Je geringer der Heizwärmebedarf eines Hauses ist, umso selbstverständlicher werden Flächentemperiersysteme installiert. Wie wirtschaftlich dies möglich ist, hängt ganz entscheidend vom Rohrwerkstoff ab. Rohre aus Polybuten (PB), wie sie bei den Flächentemperiersystemen Fonterra von Viega zum Einsatz kommen, bieten bei der Verlegung viele Vorteile. Sie können bis -5 °C in engen Biegeradien verlegt werden.
Durch die geringen Rückstellkräfte bleibt das Fonterra-PB-Rohr selbst in engen Radien gebogen auf der Dämmung liegen. Bild: Viega
In Neubauten gewinnen Flächentemperiersysteme wie das „Fonterra“-Programm von Viega immer höhere Marktanteile. In Deutschland sind es beispielsweise schon etwa 50 Prozent (Quelle: BVF). Der Hintergrund: Keine andere Wärmeverteilung ist bei niedrigen Vorlauftemperaturen (< 35 °C) so effizient. Flächenheizungen werden daher auch bevorzugt mit regenerativen Wärmeerzeugern kombiniert, zum Beispiel Erdwärmepumpen oder thermischen Solaranlagen.
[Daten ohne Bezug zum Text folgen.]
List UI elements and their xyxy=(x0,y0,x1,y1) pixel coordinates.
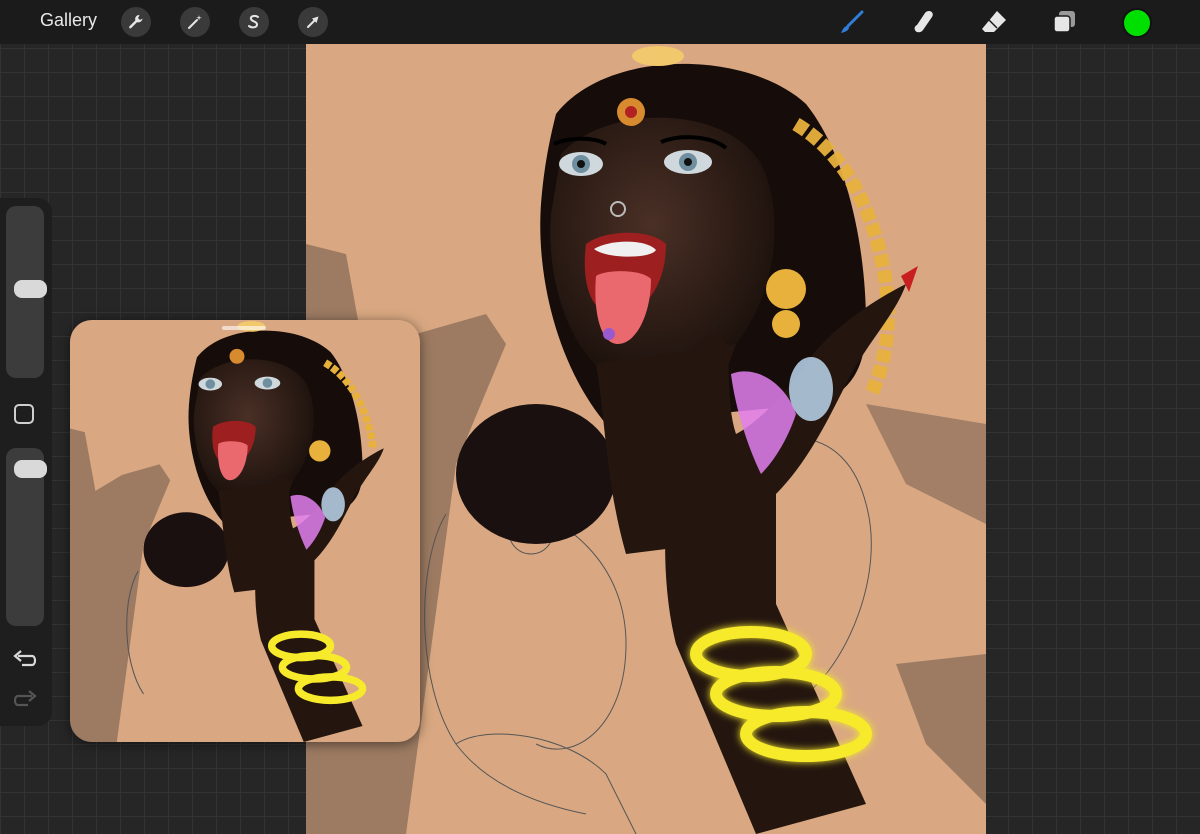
transform-button[interactable] xyxy=(298,7,328,37)
current-color-swatch[interactable] xyxy=(1122,8,1152,38)
modify-button[interactable] xyxy=(14,404,34,424)
eraser-tool-button[interactable] xyxy=(980,8,1008,36)
arrow-cursor-icon xyxy=(307,16,319,28)
magic-wand-icon xyxy=(188,15,202,29)
actions-wrench-button[interactable] xyxy=(121,7,151,37)
brush-tool-button[interactable] xyxy=(838,8,866,36)
selection-s-icon xyxy=(248,14,259,29)
opacity-slider[interactable] xyxy=(6,448,47,626)
undo-button[interactable] xyxy=(12,648,38,670)
reference-image-window[interactable] xyxy=(70,320,420,742)
reference-window-grabber[interactable] xyxy=(222,326,266,330)
smudge-tool-button[interactable] xyxy=(909,8,937,36)
redo-button[interactable] xyxy=(12,688,38,710)
gallery-button[interactable]: Gallery xyxy=(40,10,97,31)
undo-icon xyxy=(13,650,37,667)
adjustments-button[interactable] xyxy=(180,7,210,37)
brush-size-slider[interactable] xyxy=(6,206,47,378)
redo-icon xyxy=(13,690,37,707)
selection-button[interactable] xyxy=(239,7,269,37)
brush-size-thumb[interactable] xyxy=(14,280,47,299)
brush-icon xyxy=(841,10,864,33)
top-toolbar: Gallery xyxy=(0,0,1200,44)
layers-button[interactable] xyxy=(1051,8,1079,36)
left-sidebar xyxy=(0,198,52,726)
opacity-thumb[interactable] xyxy=(14,459,47,478)
reference-artwork xyxy=(70,321,384,742)
smudge-finger-icon xyxy=(914,11,933,33)
layers-icon xyxy=(1053,11,1075,33)
wrench-icon xyxy=(129,15,143,29)
eraser-icon xyxy=(982,11,1006,32)
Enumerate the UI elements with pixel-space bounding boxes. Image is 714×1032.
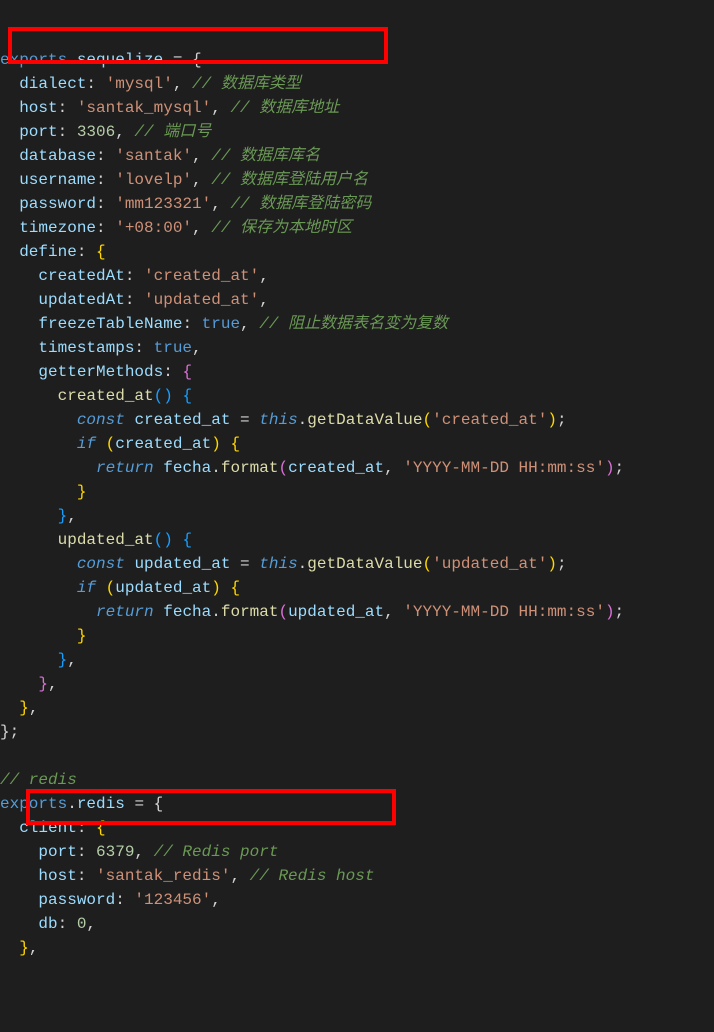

Um diesen Effekt nutzen zu können, müssen Flächenheizungen auf Tacker- oder Noppenplatten aber möglichst eng schlangenförmig verlegt werden. Vor zehn Jahren war etwa in Wohnräumen noch ein Verlegeabstand von 20 Zentimetern üblich. Heute sind es für die energiesparende, gleichmäßige Wärmeübergabe nur noch 15 Zentimeter.
Auch bei widrigen Bedingungen in Form
Ob solch eine enge Verlegung unter den manchmal recht widrigen Baustellenbedingungen schnell und unproblematisch gelingt, hängt entscheidend von der Flexibilität des Rohrwerkstoffs ab: Der generell kleinstmögliche Biegeradius spielt dabei genauso eine Rolle wie die sogenannten Rückstellkräfte – also die Eigenschaft des Materials, nach dem Biegen wieder in seine ursprüngliche Form zurückzuwollen. Und beides steht auch wieder in einem Zusammenhang, wie der Rohrwerkstoff Polybuten zeigt.
Die Fonterra-PB-Rohre können selbst bei niedrigen Außentemperaturen bis etwa -5 °C noch bis zu einem sehr engen Radius gebogen werden. Das erleichtert die Verlegung enorm. Vor allem, da das Rohr durch den Werkstoff und die vergleichsweise geringen Wandstärken zudem nur geringe Rückstellkräfte hat. Einmal in Form gebracht, bleibt es also auf der Systemplatte liegen. Zeitaufwendiges zusätzliches Befestigen ist nicht notwendig. Außerdem werden die Dämmplatten durch die niedrigen Rückstellkräfte nicht wieder angehoben, wie es bei steiferen Rohrmaterialien der Fall ist. Das hilft wiederum dem Estrichleger bei der normgerechten Einbringung des Estrichs mit gleichmäßiger Überdeckung über der Flächentemperierung und ohne Risiko der Rissbildung.
Das Fonterra-Programm
Das Fonterra-Programm von Viega umfasst insgesamt rund ein Dutzend verschiedene Systeme für die unterschiedlichsten Anwendungen, vom privaten Wohnungsbau über industrielle Anwendungen bis hin zur Installation in Sporthallen.